I left the shop puzzled once again by the world of contemporary publishing. Already I'd been baffled that a novel that is several hundred pages long but made up of a single sentence in which the three words "the fact that" are repeated over and over and over again has been awarded prize after prize, even though it is unreadable for anyone who gets impatient with "the fact that". I'd been similarly confused that the work that won the Booker this year is introduced on Amazon as being "an unconventional novel in the sense that it doesn't have a plot".

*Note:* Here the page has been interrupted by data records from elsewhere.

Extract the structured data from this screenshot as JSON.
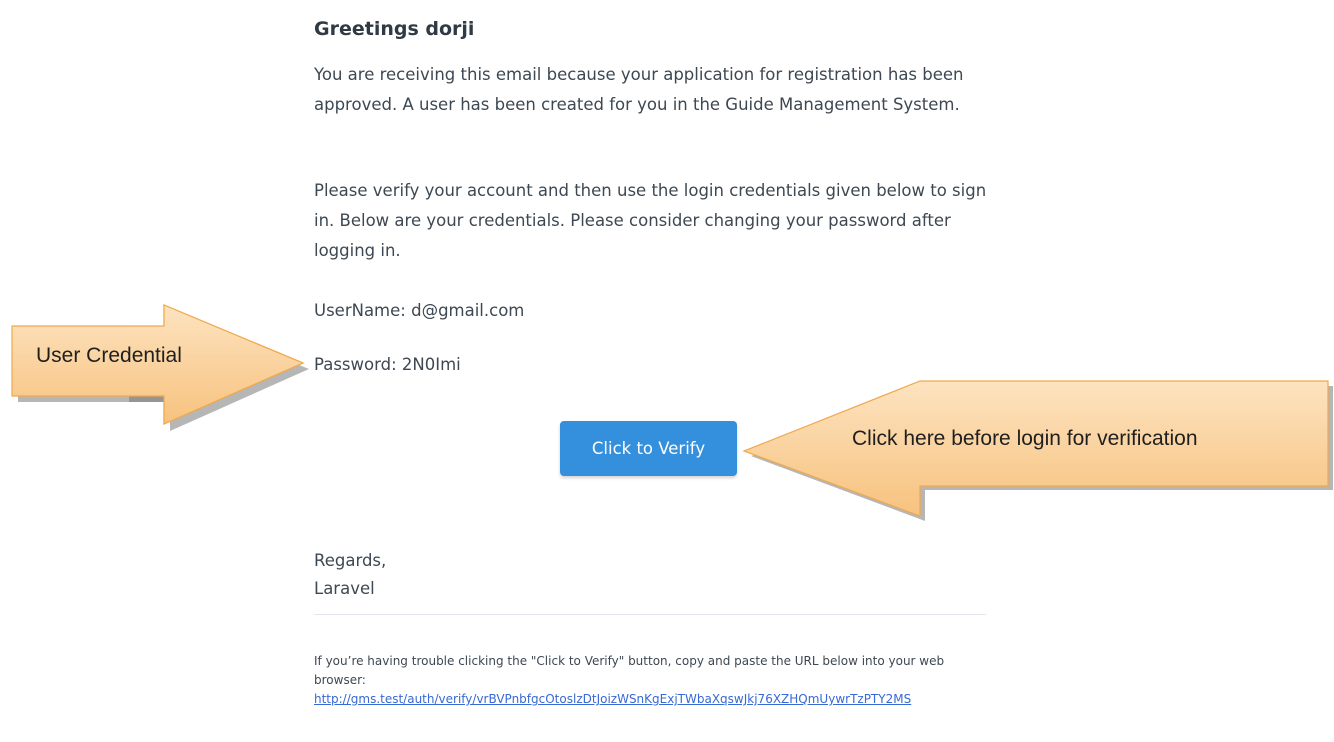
{
  "email": {
    "greeting": "Greetings dorji",
    "paragraph_1": "You are receiving this email because your application for registration has been approved. A user has been created for you in the Guide Management System.",
    "paragraph_2": "Please verify your account and then use the login credentials given below to sign in. Below are your credentials. Please consider changing your password after logging in.",
    "username_line": "UserName: d@gmail.com",
    "password_line": "Password: 2N0Imi",
    "verify_button_label": "Click to Verify",
    "regards": "Regards,",
    "sender": "Laravel",
    "subcopy_text": "If you’re having trouble clicking the \"Click to Verify\" button, copy and paste the URL below into your web browser:",
    "verify_url": "http://gms.test/auth/verify/vrBVPnbfgcOtoslzDtJoizWSnKgExjTWbaXqswJkj76XZHQmUywrTzPTY2MS"
  },
  "annotations": {
    "left_callout": "User Credential",
    "right_callout": "Click here before login for verification",
    "callout_fill": "#f8cc90",
    "callout_stroke": "#f0a94c"
  }
}
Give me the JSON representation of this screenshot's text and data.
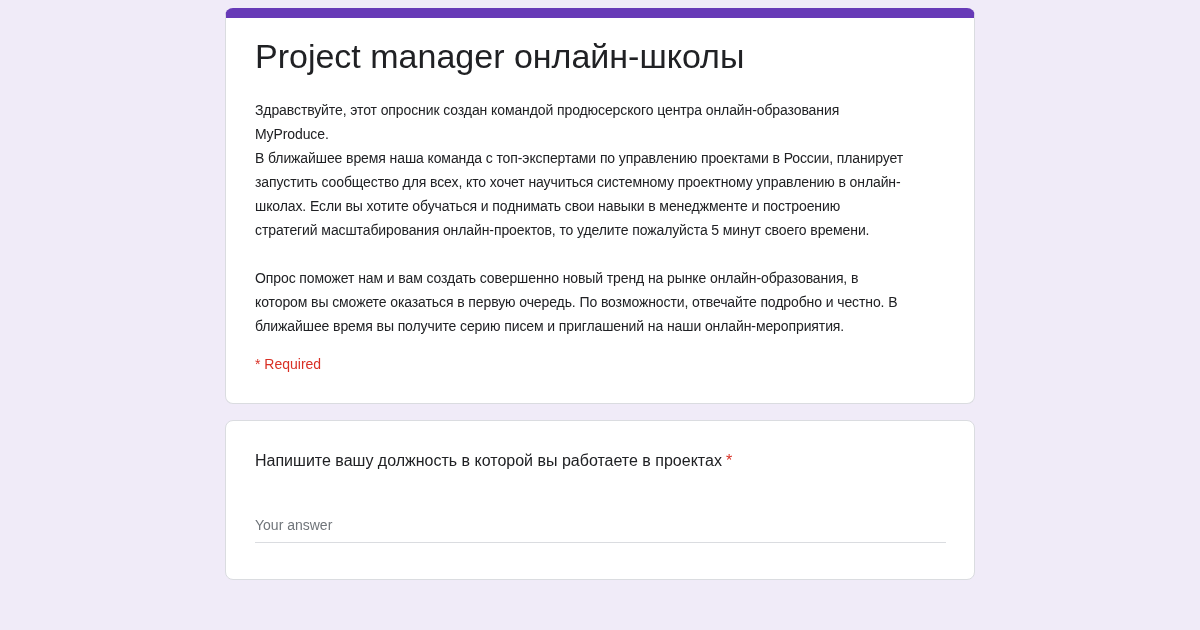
{
  "form": {
    "title": "Project manager онлайн-школы",
    "description": [
      [
        "Здравствуйте, этот опросник создан командой продюсерского центра онлайн-образования MyProduce.",
        "В ближайшее время наша команда с топ-экспертами по управлению проектами в России, планирует запустить сообщество для всех, кто хочет научиться системному проектному управлению в онлайн-школах. Если вы хотите обучаться и поднимать свои навыки в менеджменте и построению стратегий масштабирования онлайн-проектов, то уделите пожалуйста 5 минут своего времени."
      ],
      [
        "Опрос поможет нам и вам создать совершенно новый тренд на рынке онлайн-образования, в котором вы сможете оказаться в первую очередь. По возможности, отвечайте подробно и честно. В ближайшее время вы получите серию писем и приглашений на наши онлайн-мероприятия."
      ]
    ],
    "required_note": "* Required"
  },
  "questions": [
    {
      "text": "Напишите вашу должность в которой вы работаете в проектах",
      "required_mark": "*",
      "placeholder": "Your answer"
    }
  ]
}
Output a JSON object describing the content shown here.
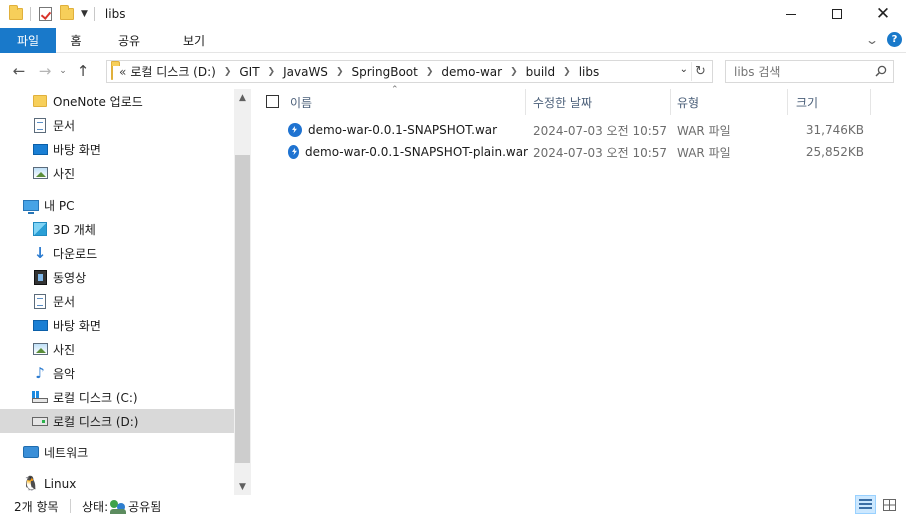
{
  "window": {
    "title": "libs",
    "controls": {
      "minimize": "minimize",
      "maximize": "maximize",
      "close": "✕"
    }
  },
  "ribbon": {
    "tabs": [
      {
        "label": "파일",
        "active": true
      },
      {
        "label": "홈"
      },
      {
        "label": "공유"
      },
      {
        "label": "보기"
      }
    ],
    "accent": "#1979ca",
    "help": "?"
  },
  "address": {
    "overflow": "«",
    "crumbs": [
      "로컬 디스크 (D:)",
      "GIT",
      "JavaWS",
      "SpringBoot",
      "demo-war",
      "build",
      "libs"
    ]
  },
  "search": {
    "placeholder": "libs 검색"
  },
  "nav": {
    "items": [
      {
        "label": "OneNote 업로드",
        "icon": "folder-icon"
      },
      {
        "label": "문서",
        "icon": "documents-icon"
      },
      {
        "label": "바탕 화면",
        "icon": "desktop-icon"
      },
      {
        "label": "사진",
        "icon": "pictures-icon"
      },
      {
        "label": "내 PC",
        "icon": "this-pc-icon"
      },
      {
        "label": "3D 개체",
        "icon": "3d-objects-icon"
      },
      {
        "label": "다운로드",
        "icon": "downloads-icon"
      },
      {
        "label": "동영상",
        "icon": "videos-icon"
      },
      {
        "label": "문서",
        "icon": "documents-icon"
      },
      {
        "label": "바탕 화면",
        "icon": "desktop-icon"
      },
      {
        "label": "사진",
        "icon": "pictures-icon"
      },
      {
        "label": "음악",
        "icon": "music-icon"
      },
      {
        "label": "로컬 디스크 (C:)",
        "icon": "drive-c-icon"
      },
      {
        "label": "로컬 디스크 (D:)",
        "icon": "drive-icon",
        "selected": true
      },
      {
        "label": "네트워크",
        "icon": "network-icon"
      },
      {
        "label": "Linux",
        "icon": "linux-icon"
      }
    ]
  },
  "columns": {
    "name": "이름",
    "modified": "수정한 날짜",
    "type": "유형",
    "size": "크기"
  },
  "files": [
    {
      "name": "demo-war-0.0.1-SNAPSHOT.war",
      "modified": "2024-07-03 오전 10:57",
      "type": "WAR 파일",
      "size": "31,746KB",
      "icon": "war-file-icon"
    },
    {
      "name": "demo-war-0.0.1-SNAPSHOT-plain.war",
      "modified": "2024-07-03 오전 10:57",
      "type": "WAR 파일",
      "size": "25,852KB",
      "icon": "war-file-icon"
    }
  ],
  "status": {
    "count": "2개 항목",
    "state_label": "상태:",
    "state_value": "공유됨"
  }
}
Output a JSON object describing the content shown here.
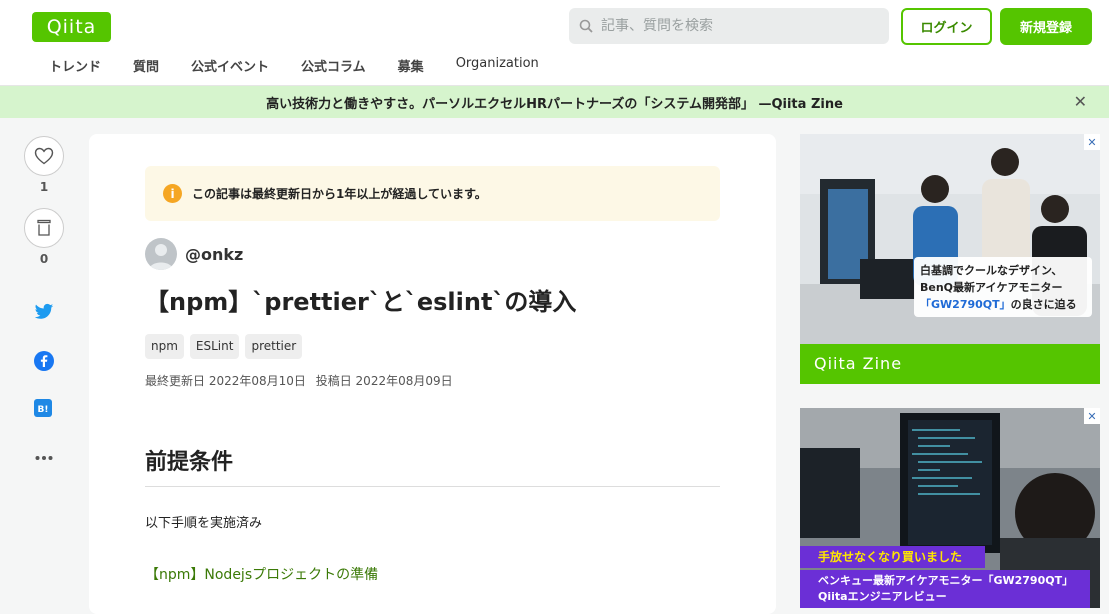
{
  "header": {
    "logo": "Qiita",
    "search_placeholder": "記事、質問を検索",
    "login": "ログイン",
    "signup": "新規登録"
  },
  "nav": [
    "トレンド",
    "質問",
    "公式イベント",
    "公式コラム",
    "募集",
    "Organization"
  ],
  "banner": {
    "text": "高い技術力と働きやすさ。パーソルエクセルHRパートナーズの「システム開発部」 —Qiita Zine"
  },
  "rail": {
    "likes": "1",
    "stocks": "0"
  },
  "article": {
    "notice": "この記事は最終更新日から1年以上が経過しています。",
    "author": "@onkz",
    "title": "【npm】`prettier`と`eslint`の導入",
    "tags": [
      "npm",
      "ESLint",
      "prettier"
    ],
    "updated": "最終更新日 2022年08月10日",
    "posted": "投稿日 2022年08月09日",
    "h2": "前提条件",
    "p1": "以下手順を実施済み",
    "link": "【npm】Nodejsプロジェクトの準備"
  },
  "ads": {
    "ad1": {
      "caption_line1": "白基調でクールなデザイン、",
      "caption_line2": "BenQ最新アイケアモニター",
      "caption_line3a": "「GW2790QT」",
      "caption_line3b": "の良さに迫る",
      "brand": "Qiita Zine"
    },
    "ad2": {
      "caption_line1": "手放せなくなり買いました",
      "caption_line2": "ベンキュー最新アイケアモニター「GW2790QT」",
      "caption_line3": "Qiitaエンジニアレビュー"
    }
  },
  "colors": {
    "brand": "#55c500",
    "banner": "#d6f4cd",
    "notice": "#fdf8e6"
  }
}
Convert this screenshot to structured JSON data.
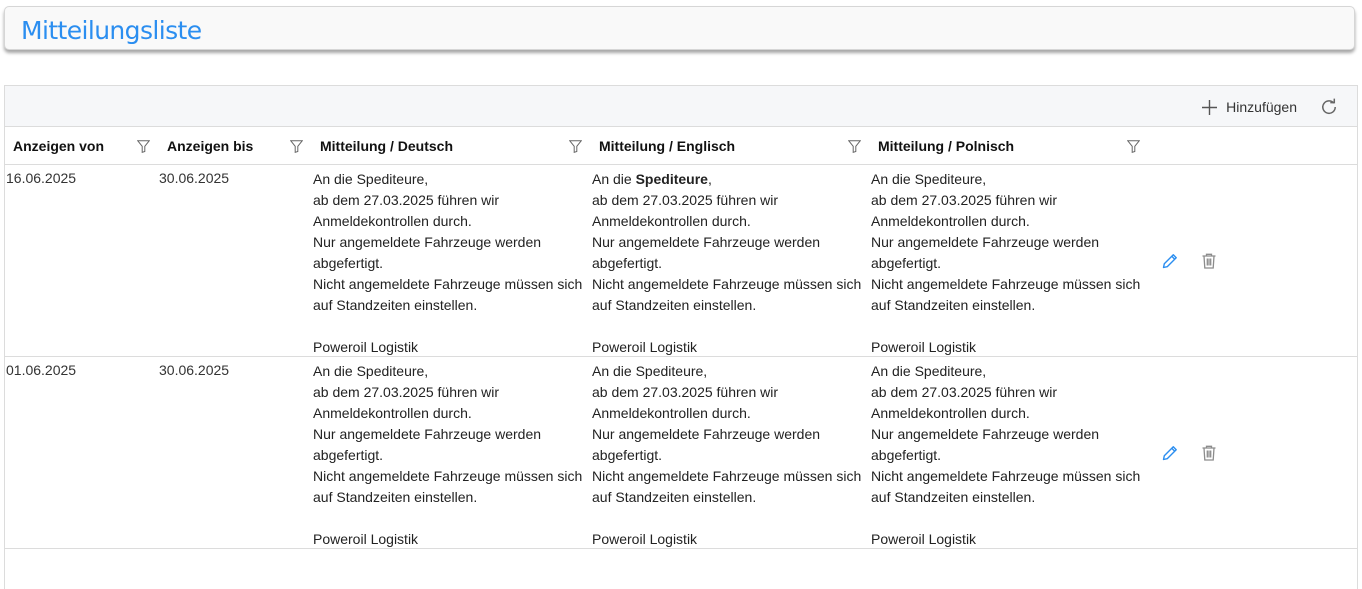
{
  "page": {
    "title": "Mitteilungsliste"
  },
  "toolbar": {
    "add_label": "Hinzufügen"
  },
  "columns": [
    {
      "label": "Anzeigen von"
    },
    {
      "label": "Anzeigen bis"
    },
    {
      "label": "Mitteilung / Deutsch"
    },
    {
      "label": "Mitteilung / Englisch"
    },
    {
      "label": "Mitteilung / Polnisch"
    }
  ],
  "rows": [
    {
      "from": "16.06.2025",
      "to": "30.06.2025",
      "de": "An die Spediteure,\nab dem 27.03.2025 führen wir\nAnmeldekontrollen durch.\nNur angemeldete Fahrzeuge werden\nabgefertigt.\nNicht angemeldete Fahrzeuge müssen sich\nauf Standzeiten einstellen.\n\nPoweroil Logistik",
      "en_prefix": "An die ",
      "en_bold": "Spediteure",
      "en_rest": ",\nab dem 27.03.2025 führen wir\nAnmeldekontrollen durch.\nNur angemeldete Fahrzeuge werden\nabgefertigt.\nNicht angemeldete Fahrzeuge müssen sich\nauf Standzeiten einstellen.\n\nPoweroil Logistik",
      "pl": "An die Spediteure,\nab dem 27.03.2025 führen wir\nAnmeldekontrollen durch.\nNur angemeldete Fahrzeuge werden\nabgefertigt.\nNicht angemeldete Fahrzeuge müssen sich\nauf Standzeiten einstellen.\n\nPoweroil Logistik"
    },
    {
      "from": "01.06.2025",
      "to": "30.06.2025",
      "de": "An die Spediteure,\nab dem 27.03.2025 führen wir\nAnmeldekontrollen durch.\nNur angemeldete Fahrzeuge werden\nabgefertigt.\nNicht angemeldete Fahrzeuge müssen sich\nauf Standzeiten einstellen.\n\nPoweroil Logistik",
      "en_prefix": "",
      "en_bold": "",
      "en_rest": "An die Spediteure,\nab dem 27.03.2025 führen wir\nAnmeldekontrollen durch.\nNur angemeldete Fahrzeuge werden\nabgefertigt.\nNicht angemeldete Fahrzeuge müssen sich\nauf Standzeiten einstellen.\n\nPoweroil Logistik",
      "pl": "An die Spediteure,\nab dem 27.03.2025 führen wir\nAnmeldekontrollen durch.\nNur angemeldete Fahrzeuge werden\nabgefertigt.\nNicht angemeldete Fahrzeuge müssen sich\nauf Standzeiten einstellen.\n\nPoweroil Logistik"
    }
  ],
  "icons": {
    "add": "plus-icon",
    "refresh": "refresh-icon",
    "filter": "filter-icon",
    "edit": "pencil-icon",
    "delete": "trash-icon"
  },
  "colors": {
    "title": "#2b8ef0",
    "edit_icon": "#2b8ef0",
    "delete_icon": "#8c8c8c"
  }
}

I went home and read my friend Mark Griffith's blog (or weblog, as he insists on calling it) Other Languages, and there I found the following item, which at least gave me some insight into publishing, if not into whether or not there is a market for the stuff being printed and awarded prizes, or whether many people are buying books they hope they will like but in the end find disappointing and can't finish:
A few helpful remarks from publishers currently looking for fiction. Metaphorosis Books is issuing "a reprint anthology for Vegan science fiction and fantasy stories published in the previous year -- They want stories that happen to be vegan - no meat, no hunting, no horse-riding, no leather." The Were-Traveler wants "weird fiction where the setting is a carnival, theme park, circus or fair/festival. 'Clowns can be part of the story, but they don't have to be.'" Hybrid's 'Genderful' is a "furry fiction anthology in two parts which aims to explore how furry and gender interact. They want submissions that explore the implications of non-cisgender life within the context of furry."
One thing I do remember being told by someone who was involved in book production, in the year when Stephen Hawking's A Brief History of Time was a bestseller: "There is a huge difference between a book that is a bestseller and a book that is widely read."